StructType#

class pyspark.sql.types.StructType(fields=None)[source]#

Struct type, consisting of a list of StructField.

This is the data type representing a Row.

Iterating a StructType will iterate over its StructFields. A contained StructField can be accessed by its name or position.

Examples

>>> from pyspark.sql.types import *
>>> struct1 = StructType([StructField("f1", StringType(), True)])
>>> struct1["f1"]
StructField('f1', StringType(), True)
>>> struct1[0]
StructField('f1', StringType(), True)
>>> struct1 = StructType([StructField("f1", StringType(), True)])
>>> struct2 = StructType([StructField("f1", StringType(), True)])
>>> struct1 == struct2
True
>>> struct1 = StructType([StructField("f1", CharType(10), True)])
>>> struct2 = StructType([StructField("f1", CharType(10), True)])
>>> struct1 == struct2
True
>>> struct1 = StructType([StructField("f1", VarcharType(10), True)])
>>> struct2 = StructType([StructField("f1", VarcharType(10), True)])
>>> struct1 == struct2
True
>>> struct1 = StructType([StructField("f1", StringType(), True)])
>>> struct2 = StructType([StructField("f1", StringType(), True),
...     StructField("f2", IntegerType(), False)])
>>> struct1 == struct2
False

The below example demonstrates how to create a DataFrame based on a struct created using class:StructType and class:StructField:

>>> data = [("Alice", ["Java", "Scala"]), ("Bob", ["Python", "Scala"])]
>>> schema = StructType([
...     StructField("name", StringType()),
...     StructField("languagesSkills", ArrayType(StringType())),
... ])
>>> df = spark.createDataFrame(data=data, schema=schema)
>>> df.printSchema()
root
 |-- name: string (nullable = true)
 |-- languagesSkills: array (nullable = true)
 |    |-- element: string (containsNull = true)
>>> df.show()
+-----+---------------+
| name|languagesSkills|
+-----+---------------+
|Alice|  [Java, Scala]|
|  Bob|[Python, Scala]|
+-----+---------------+

Methods

add(field[, data_type, nullable, metadata])
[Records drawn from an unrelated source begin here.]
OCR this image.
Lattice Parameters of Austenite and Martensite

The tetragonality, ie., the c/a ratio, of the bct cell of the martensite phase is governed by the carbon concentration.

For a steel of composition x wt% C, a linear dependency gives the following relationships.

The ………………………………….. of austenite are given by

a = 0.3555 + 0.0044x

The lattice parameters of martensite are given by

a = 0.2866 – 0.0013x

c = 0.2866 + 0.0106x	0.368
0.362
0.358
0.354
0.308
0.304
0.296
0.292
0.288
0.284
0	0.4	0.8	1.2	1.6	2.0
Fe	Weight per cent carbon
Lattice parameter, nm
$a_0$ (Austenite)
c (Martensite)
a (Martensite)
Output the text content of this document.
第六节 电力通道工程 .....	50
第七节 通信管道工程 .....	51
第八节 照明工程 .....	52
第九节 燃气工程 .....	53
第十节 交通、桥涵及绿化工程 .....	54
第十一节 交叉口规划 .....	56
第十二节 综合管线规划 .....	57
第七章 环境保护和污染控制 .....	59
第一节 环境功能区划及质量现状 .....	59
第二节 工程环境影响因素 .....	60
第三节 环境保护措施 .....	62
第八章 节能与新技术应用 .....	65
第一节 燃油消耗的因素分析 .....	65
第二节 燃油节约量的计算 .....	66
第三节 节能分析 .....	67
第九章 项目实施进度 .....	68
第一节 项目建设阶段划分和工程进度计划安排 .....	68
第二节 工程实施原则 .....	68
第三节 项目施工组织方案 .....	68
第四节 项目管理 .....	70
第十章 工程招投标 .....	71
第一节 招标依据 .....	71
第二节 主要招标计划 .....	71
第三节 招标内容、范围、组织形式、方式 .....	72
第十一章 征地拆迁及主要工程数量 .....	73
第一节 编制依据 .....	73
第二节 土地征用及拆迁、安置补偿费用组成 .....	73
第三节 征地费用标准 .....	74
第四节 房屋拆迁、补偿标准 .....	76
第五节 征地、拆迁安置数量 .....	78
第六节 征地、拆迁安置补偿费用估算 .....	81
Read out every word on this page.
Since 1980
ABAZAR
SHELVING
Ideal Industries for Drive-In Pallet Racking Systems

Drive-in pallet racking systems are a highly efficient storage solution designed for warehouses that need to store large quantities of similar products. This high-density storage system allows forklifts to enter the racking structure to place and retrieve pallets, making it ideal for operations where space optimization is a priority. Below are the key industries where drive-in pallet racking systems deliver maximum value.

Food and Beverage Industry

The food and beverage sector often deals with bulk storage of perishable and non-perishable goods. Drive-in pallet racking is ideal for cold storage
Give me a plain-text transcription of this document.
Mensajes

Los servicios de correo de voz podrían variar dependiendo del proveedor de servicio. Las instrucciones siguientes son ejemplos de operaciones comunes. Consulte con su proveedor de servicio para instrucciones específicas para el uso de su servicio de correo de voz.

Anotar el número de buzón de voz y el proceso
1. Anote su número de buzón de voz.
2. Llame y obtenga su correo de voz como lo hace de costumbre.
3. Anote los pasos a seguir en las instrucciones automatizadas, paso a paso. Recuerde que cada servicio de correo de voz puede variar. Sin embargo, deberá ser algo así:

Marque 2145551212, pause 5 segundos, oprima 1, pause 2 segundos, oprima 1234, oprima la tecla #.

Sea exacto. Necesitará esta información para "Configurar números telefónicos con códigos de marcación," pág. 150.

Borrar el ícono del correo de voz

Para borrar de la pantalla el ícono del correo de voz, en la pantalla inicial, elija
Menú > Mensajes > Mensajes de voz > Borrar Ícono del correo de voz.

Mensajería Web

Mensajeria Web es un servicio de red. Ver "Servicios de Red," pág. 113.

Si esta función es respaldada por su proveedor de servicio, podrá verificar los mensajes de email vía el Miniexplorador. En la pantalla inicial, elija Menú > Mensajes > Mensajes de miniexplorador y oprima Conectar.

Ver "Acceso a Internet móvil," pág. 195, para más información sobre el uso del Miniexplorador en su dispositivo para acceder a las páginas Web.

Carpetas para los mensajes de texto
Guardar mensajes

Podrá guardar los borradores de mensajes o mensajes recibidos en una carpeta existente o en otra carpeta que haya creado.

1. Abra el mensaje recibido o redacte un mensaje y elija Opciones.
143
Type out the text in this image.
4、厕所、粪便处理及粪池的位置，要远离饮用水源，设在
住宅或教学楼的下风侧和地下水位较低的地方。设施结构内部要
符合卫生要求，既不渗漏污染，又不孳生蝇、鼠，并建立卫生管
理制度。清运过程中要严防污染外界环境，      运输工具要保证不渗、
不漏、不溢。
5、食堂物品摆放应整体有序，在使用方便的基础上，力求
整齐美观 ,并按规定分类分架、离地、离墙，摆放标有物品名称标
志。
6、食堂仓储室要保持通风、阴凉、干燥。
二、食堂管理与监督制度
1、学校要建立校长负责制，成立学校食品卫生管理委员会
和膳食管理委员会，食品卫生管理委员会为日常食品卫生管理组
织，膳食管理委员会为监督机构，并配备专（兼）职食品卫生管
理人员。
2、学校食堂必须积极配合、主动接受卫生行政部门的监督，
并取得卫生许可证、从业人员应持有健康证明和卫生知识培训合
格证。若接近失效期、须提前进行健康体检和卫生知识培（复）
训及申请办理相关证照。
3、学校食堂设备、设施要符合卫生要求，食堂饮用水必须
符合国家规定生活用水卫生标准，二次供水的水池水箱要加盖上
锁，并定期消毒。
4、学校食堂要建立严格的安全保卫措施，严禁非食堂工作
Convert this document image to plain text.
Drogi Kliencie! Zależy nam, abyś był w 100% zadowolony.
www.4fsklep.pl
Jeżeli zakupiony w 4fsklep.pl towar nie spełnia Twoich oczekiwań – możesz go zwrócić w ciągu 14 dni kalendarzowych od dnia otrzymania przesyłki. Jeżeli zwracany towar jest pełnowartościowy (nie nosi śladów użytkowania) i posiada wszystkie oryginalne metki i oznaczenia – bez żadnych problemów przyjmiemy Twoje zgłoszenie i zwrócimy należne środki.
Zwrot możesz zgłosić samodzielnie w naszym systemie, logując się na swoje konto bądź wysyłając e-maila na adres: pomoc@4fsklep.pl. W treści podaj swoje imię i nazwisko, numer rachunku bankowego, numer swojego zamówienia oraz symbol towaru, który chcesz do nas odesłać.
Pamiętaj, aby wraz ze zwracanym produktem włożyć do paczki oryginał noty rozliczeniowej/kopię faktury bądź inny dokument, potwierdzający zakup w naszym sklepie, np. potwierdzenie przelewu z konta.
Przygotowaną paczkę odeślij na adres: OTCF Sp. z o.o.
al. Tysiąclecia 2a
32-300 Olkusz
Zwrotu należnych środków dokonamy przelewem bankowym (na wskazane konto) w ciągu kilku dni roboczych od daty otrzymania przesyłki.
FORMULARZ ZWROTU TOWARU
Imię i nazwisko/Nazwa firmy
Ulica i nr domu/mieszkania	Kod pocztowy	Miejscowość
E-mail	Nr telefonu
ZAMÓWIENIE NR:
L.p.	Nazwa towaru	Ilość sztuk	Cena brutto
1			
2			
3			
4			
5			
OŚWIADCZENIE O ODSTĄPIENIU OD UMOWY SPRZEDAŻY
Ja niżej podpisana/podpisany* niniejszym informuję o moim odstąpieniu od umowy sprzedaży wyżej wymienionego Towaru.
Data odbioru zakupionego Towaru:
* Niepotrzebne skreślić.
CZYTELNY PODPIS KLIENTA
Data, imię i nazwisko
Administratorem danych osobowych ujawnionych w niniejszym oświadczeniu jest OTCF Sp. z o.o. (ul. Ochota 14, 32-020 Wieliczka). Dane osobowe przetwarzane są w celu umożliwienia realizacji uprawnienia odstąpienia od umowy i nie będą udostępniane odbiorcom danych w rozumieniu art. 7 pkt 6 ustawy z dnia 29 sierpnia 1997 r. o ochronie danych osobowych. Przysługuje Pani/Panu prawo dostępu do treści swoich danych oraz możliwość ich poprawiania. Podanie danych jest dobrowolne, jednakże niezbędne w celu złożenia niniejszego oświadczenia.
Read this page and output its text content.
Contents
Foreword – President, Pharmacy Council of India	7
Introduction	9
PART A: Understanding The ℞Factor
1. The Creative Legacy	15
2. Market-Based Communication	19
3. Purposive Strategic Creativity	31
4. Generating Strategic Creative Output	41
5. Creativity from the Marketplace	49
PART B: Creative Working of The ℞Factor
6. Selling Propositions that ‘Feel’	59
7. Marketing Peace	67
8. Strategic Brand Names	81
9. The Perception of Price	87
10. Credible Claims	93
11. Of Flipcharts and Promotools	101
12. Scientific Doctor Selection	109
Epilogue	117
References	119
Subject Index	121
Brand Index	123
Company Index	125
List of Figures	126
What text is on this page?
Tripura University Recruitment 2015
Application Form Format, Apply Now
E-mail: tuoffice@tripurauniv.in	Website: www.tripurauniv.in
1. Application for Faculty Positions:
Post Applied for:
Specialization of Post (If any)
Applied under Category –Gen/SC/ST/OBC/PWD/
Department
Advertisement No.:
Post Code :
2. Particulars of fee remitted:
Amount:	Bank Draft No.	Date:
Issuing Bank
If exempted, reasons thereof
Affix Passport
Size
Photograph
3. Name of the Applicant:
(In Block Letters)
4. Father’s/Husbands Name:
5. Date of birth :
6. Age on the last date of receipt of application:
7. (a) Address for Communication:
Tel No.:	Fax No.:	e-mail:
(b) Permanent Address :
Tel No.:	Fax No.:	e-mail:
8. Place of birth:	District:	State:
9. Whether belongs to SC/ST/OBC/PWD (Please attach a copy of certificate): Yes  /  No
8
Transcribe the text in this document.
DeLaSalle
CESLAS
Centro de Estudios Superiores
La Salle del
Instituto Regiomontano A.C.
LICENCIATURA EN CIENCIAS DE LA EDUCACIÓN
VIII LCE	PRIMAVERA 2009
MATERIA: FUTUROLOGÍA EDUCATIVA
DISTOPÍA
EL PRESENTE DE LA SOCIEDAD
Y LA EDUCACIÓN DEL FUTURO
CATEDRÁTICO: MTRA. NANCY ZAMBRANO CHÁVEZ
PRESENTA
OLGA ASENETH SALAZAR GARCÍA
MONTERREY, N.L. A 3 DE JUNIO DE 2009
Construct a StructType by adding new elements to it, to define the schema.

fieldNames()

Returns all field names in a list.

fromDDL(ddl)

Creates DataType for a given DDL-formatted string.

fromInternal(obj)

Converts an internal SQL object into a native Python object.

fromJson(json)

Constructs StructType from a schema defined in JSON format.

json()

jsonValue()

needConversion()

Does this type needs conversion between Python object and internal SQL object.

simpleString()

toInternal(obj)

Converts a Python object into an internal SQL object.

toNullable()

Returns the same data type but set all nullability fields are true (StructField.nullable, ArrayType.containsNull, and MapType.valueContainsNull).

treeString([maxDepth])

typeName()

Methods Documentation

add(field, data_type=None, nullable=True, metadata=None)[source]#

Construct a StructType by adding new elements to it, to define the schema. The method accepts either:

  1. A single parameter which is a StructField object.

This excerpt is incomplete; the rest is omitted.